KUWAIT CITY (AP) - A Kuwaiti court Saturday upheld the acquittal of five returnees from Guantanamo on terror-related charges.

In May, a criminal court had cleared the men of belonging to and collecting money for the al-Qaida terror network, but the prosecution appealed the ruling. Prosecution frequently appeals acquittals. It did not announce the reasons for the measure in the case of the Guantanamo returnees. Officials did not say whether they intended to appeal Saturday's ruling to a higher tribunal.

U.S. officials freed the five men from the prison in Cuba in November. On their return to Kuwait, they were arrested and put on trial.

All five -- Abdullah Saleh al-Ajmi, Abdul-Aziz al-Shimmiri, Adel Zamel Abdul-Mohsen, Saad Madhi al-Azmi and Mohammed Fnaitil al-Dehani -- had pleaded innocent when their trial opened in March.

It takes a week to 10 days for the details of rulings to be made public.

Lawyers defending the five argued that there was no evidence to convict their clients and that Kuwaiti courts did not have the jurisdiction to try them because they had not done anything illegal in Kuwait.

A Kuwaiti ex-Guantanamo prisoner who returned in January 2005 was initially acquitted of terror-related charges, but an appeals tribunal overturned the acquittal and sentenced him to five years in prison.

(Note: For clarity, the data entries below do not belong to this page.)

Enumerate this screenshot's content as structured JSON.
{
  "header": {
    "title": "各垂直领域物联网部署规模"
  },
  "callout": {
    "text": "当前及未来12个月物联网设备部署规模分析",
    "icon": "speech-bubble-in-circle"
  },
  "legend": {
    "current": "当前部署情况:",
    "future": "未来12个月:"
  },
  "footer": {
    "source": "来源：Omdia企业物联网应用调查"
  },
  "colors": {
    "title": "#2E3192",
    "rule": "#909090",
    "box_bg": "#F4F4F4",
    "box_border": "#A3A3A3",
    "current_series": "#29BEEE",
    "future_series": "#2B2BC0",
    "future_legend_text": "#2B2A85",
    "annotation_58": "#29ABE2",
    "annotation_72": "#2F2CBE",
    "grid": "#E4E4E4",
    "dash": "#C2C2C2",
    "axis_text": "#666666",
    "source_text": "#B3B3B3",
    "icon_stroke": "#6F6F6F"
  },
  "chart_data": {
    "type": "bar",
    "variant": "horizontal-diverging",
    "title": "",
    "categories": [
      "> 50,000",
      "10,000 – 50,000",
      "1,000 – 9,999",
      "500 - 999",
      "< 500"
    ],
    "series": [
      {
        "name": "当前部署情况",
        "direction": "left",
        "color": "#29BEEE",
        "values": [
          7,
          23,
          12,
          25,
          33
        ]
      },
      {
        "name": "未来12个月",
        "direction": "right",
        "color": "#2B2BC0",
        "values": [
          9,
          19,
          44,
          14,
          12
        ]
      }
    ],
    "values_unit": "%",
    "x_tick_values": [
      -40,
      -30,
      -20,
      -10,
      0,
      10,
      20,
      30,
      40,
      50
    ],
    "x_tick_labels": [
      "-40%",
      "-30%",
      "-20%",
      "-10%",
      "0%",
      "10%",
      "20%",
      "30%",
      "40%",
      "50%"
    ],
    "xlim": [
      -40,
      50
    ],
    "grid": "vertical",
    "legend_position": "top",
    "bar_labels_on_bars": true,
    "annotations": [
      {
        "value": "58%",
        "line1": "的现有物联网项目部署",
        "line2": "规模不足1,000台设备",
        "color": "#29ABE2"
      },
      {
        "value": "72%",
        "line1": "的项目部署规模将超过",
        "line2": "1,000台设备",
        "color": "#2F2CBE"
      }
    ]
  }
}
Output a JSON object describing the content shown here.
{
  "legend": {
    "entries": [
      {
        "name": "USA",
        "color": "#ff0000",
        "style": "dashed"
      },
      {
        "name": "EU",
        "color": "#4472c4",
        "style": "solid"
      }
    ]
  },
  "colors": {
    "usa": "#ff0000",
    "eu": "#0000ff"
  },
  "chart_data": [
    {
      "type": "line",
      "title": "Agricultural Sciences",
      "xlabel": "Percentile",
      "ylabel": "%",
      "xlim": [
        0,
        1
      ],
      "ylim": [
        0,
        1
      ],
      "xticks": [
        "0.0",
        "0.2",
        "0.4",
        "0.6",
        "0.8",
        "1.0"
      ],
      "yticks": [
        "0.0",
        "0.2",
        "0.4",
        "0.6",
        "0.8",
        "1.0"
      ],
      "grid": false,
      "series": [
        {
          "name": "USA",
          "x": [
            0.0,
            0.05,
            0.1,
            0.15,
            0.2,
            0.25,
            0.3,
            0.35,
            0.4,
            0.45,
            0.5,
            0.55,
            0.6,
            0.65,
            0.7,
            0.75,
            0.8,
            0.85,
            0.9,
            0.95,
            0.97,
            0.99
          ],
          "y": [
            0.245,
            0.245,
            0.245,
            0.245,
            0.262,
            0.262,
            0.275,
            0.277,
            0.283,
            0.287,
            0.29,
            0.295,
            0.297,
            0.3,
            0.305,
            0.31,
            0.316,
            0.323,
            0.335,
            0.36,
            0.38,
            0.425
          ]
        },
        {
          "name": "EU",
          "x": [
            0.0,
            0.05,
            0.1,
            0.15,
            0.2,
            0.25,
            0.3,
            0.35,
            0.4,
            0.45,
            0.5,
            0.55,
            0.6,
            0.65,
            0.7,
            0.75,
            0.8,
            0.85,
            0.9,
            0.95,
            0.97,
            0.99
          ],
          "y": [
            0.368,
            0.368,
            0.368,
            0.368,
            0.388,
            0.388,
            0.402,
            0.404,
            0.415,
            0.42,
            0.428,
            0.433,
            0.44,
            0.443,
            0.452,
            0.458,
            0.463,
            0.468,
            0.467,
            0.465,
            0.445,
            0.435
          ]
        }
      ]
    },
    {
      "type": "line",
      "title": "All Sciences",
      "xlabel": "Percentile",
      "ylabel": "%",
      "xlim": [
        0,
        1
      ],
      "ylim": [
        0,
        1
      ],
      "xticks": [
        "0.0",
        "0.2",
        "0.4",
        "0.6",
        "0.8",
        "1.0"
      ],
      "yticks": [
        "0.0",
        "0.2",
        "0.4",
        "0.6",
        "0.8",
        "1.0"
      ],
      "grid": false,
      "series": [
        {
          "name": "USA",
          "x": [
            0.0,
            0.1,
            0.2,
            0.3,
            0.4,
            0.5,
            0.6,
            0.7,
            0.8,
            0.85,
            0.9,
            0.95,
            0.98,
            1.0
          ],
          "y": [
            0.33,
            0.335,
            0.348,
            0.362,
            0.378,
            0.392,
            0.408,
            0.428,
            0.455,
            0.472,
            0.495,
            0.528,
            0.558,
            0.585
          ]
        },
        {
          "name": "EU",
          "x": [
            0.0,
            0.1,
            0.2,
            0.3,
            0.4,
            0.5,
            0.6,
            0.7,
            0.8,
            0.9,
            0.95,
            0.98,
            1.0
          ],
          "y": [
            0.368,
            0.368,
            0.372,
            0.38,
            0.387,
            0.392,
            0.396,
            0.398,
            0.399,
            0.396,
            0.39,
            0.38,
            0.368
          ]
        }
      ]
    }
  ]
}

Six citizens of this oil-rich state are still held in Guantanamo.

Kuwait has been a major U.S. ally since the Washington-led 1991 Gulf War that liberated it from Iraqi occupation.

But some Muslim extremists oppose the American military presence in the country, and have fought alongside Muslim militants in Afghanistan, Bosnia, Chechnya and Iraq.